Purim as a Spatula
One day when I was living in Jerusalem, I felt a little homesick. I decided to make some American comfort food for breakfast, which for me, was pancakes. The only problem was that I didn’t have a spatula, nor any ingredients in my apartment. While I knew how to say “eggs,” beitzim, and “flour,” kemach, I had no idea about the Hebrew word for “spatula.” This was before the days when you could pull out an iPhone and simply look it up, and I didn’t think to grab a Hebrew-English dictionary from my library shelf before I headed to the market to purchase eggs, flour, and a spatula.
On my way over, I used my Hebrew grammar to construct a word that I believed would mean “spatula.” The root הפך, meaning to flip, combined with the grammatical construct for a tool, should yield “spatula.” At the market, I asked someone אני מחפש מהפך, which judging by the person’s perplexed face, I knew did not mean what I thought it meant. I was asking for a מהפך (mahpach), a revolution.
The Hebrew word for “spatula” is actually מריט (marit), which is derived from the Aramaic מר (mar), meaning a garden spade. That day, I learned two new words in Hebrew: 1. מהפך (mahpach), a revolution, and 2. מריט (marit), a spatula. Both words offer us insight into understanding the upcoming holiday of Purim.

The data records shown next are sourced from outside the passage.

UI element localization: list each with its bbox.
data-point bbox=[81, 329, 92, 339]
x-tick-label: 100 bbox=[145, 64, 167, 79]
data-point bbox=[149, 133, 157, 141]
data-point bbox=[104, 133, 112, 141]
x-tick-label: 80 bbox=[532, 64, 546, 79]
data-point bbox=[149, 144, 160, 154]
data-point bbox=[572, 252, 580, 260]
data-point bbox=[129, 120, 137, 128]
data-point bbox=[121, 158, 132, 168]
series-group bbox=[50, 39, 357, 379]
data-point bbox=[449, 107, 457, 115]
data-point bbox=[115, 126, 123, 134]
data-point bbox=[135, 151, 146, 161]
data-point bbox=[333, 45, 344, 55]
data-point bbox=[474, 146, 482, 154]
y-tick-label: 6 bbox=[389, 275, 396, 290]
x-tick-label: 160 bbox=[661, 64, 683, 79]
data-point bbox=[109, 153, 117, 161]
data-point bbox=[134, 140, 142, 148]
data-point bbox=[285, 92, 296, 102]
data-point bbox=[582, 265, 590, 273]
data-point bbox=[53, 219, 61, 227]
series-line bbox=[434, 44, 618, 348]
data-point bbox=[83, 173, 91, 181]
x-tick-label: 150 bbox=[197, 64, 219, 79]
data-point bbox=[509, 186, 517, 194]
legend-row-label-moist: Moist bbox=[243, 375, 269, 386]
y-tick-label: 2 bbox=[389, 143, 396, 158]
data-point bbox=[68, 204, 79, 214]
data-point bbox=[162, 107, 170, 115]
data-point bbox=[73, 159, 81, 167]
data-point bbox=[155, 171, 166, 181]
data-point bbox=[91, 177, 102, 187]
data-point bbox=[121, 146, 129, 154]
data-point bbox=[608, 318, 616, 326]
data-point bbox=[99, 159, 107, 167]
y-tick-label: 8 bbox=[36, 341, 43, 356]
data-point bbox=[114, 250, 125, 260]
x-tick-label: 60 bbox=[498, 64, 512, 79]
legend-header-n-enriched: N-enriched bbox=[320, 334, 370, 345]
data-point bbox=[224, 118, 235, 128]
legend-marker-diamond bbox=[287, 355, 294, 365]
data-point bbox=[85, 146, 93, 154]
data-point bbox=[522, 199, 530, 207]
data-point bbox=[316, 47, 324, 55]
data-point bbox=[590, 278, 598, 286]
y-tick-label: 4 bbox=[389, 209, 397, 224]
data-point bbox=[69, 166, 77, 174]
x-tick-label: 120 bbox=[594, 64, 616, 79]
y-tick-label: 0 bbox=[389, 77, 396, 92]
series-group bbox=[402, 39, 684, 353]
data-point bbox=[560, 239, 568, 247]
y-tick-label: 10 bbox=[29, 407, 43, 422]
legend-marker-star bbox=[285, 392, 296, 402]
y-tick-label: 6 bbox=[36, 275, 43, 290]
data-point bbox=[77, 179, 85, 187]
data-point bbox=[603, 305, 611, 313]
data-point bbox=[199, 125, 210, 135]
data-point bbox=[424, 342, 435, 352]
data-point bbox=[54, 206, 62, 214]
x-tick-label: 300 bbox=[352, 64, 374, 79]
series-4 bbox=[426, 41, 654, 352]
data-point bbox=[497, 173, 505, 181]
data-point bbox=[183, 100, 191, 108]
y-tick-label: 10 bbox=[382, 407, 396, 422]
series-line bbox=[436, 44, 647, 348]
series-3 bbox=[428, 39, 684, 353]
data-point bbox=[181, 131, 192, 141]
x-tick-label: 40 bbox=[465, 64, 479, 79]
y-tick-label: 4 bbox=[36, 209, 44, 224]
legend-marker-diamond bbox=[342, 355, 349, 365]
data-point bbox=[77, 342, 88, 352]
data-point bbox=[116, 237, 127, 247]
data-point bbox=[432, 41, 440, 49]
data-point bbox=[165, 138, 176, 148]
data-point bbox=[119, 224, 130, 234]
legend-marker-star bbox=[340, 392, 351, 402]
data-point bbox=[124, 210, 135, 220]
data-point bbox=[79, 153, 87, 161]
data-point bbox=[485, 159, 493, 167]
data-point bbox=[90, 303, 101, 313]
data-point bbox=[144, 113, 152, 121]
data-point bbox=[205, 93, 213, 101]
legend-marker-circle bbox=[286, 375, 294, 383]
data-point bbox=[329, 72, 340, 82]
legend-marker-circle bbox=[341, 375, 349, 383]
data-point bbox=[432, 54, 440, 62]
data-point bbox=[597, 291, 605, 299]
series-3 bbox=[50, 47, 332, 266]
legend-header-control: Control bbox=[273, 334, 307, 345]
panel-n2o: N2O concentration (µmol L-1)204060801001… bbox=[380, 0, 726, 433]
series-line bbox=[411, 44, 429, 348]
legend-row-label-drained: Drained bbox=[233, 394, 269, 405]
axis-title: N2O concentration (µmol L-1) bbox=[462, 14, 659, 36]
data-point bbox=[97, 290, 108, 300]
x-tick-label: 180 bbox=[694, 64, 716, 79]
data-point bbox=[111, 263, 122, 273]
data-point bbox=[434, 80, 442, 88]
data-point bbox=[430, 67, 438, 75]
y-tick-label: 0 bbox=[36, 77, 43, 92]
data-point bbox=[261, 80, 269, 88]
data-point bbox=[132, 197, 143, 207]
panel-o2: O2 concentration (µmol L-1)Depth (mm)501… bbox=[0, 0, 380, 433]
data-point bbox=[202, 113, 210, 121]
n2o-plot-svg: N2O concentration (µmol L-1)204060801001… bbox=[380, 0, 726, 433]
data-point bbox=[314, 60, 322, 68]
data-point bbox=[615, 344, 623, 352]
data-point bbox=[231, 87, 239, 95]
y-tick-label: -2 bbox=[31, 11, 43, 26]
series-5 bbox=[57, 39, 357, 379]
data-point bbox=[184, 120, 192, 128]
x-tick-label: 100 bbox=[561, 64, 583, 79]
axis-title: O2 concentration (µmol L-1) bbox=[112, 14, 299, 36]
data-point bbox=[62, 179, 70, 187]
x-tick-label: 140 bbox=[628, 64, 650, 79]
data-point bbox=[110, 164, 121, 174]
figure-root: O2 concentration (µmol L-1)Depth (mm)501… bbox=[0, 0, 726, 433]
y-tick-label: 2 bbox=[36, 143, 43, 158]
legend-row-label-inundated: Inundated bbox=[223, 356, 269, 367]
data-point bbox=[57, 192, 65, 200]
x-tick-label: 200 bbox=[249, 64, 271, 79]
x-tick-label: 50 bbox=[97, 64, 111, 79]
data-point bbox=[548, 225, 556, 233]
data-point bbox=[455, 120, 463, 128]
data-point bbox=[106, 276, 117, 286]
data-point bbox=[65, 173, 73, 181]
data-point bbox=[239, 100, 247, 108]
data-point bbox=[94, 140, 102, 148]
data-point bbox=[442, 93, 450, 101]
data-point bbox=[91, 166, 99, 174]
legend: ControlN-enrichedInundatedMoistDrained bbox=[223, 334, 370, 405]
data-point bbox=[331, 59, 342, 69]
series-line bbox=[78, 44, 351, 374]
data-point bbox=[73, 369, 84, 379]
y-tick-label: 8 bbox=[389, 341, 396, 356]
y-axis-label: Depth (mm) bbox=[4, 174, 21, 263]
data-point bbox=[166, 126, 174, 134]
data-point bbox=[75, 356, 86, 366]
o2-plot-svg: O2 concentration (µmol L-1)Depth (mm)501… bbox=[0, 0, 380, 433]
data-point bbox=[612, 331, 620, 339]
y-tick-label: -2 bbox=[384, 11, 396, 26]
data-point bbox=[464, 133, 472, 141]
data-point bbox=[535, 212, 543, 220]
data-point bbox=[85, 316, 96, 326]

When we read from the Megillah, one of the key lines that has stood out for generations reads: “וְנַהֲפ֣וֹךְה֔וּא (nahafuch hu), the opposite happened” of everything that Haman had intended. Haman sought to execute the Jews, whereas he and his family ended up with the fate he decreed for them. Purim has thus become a day of opposites, where, like a pancake, everything gets flipped upside down. Or perhaps, to put it another way, Purim is the ultimate spatula (marit) of Jewish holidays. It flips everything we do upside down. But most importantly, Purim flips us upside down.
One custom on Purim is that Jews are supposed to become intoxicated. The tradition offers that Jews should drink to the point that we don’t know the difference between Haman and Mordechai. In other words, drink so much that we become our upside down selves. And of course, we are supposed to dress up on Purim. But maybe dress “up” is not the right turn of phrase. On Yom Kippur, and at other major life events, we dress “up.” In other words, we dress to be more like ourselves, or better versions of ourselves. The rabbis note that Yom HaKipurim (Yom Kippur) is the nahafuch, the opposite of Purim, because on Yom Kippur we dress up, but on Purim, we dress to be the opposite of ourselves. We aren’t masking ourselves, rather, Purim transforms us into someone we are not. You might simply conclude that we dress up because it’s enjoyable. After all, it’s novel and fun to pretend to be someone that we are not. And, yes, Purim is to a large degree about having fun. But the rabbis again note the similarities not just in name between Purim and Yom HaKipurim. Both holidays, they point out, teach us about who it is that we really are. When things in our lives get turned upside down, we discover a truer sense of what is really right side up.
Ask anyone who has gone through an experience in their lives when the world seemed turned upside down. The story will likely end with a conclusion of self-discovery. The Talmud tells a story that echoes the experiences of many people whose lives get turned upside down through death, illness, injury, or some other catastrophe. Rabbi Yosef becomes critically ill and goes into a coma. Miraculously, he comes to, and makes a full recovery. His father asks him, “What did you see when you were unconscious?” “I saw the world upside down (olam hafuch),” he responds, “what was above was below and what was below was above.” His father said to him, “My son, you have seen an olam barur (a clear world), you have seen the world clearly (Talmud Bavli, Pesachim 50a).”
As we approach Purim, I want to encourage you to use the holiday as a spatula for flipping your life upside down. It’s not supposed to be comfortable, though it may be a little fun. Be someone you are not for the day, or just for the evening. Purim may seem like a kids holiday, but it isn’t. No one is too grown up for Purim. We could all use a little nahafoch hu, life turned topsy turvy at least one day of the year.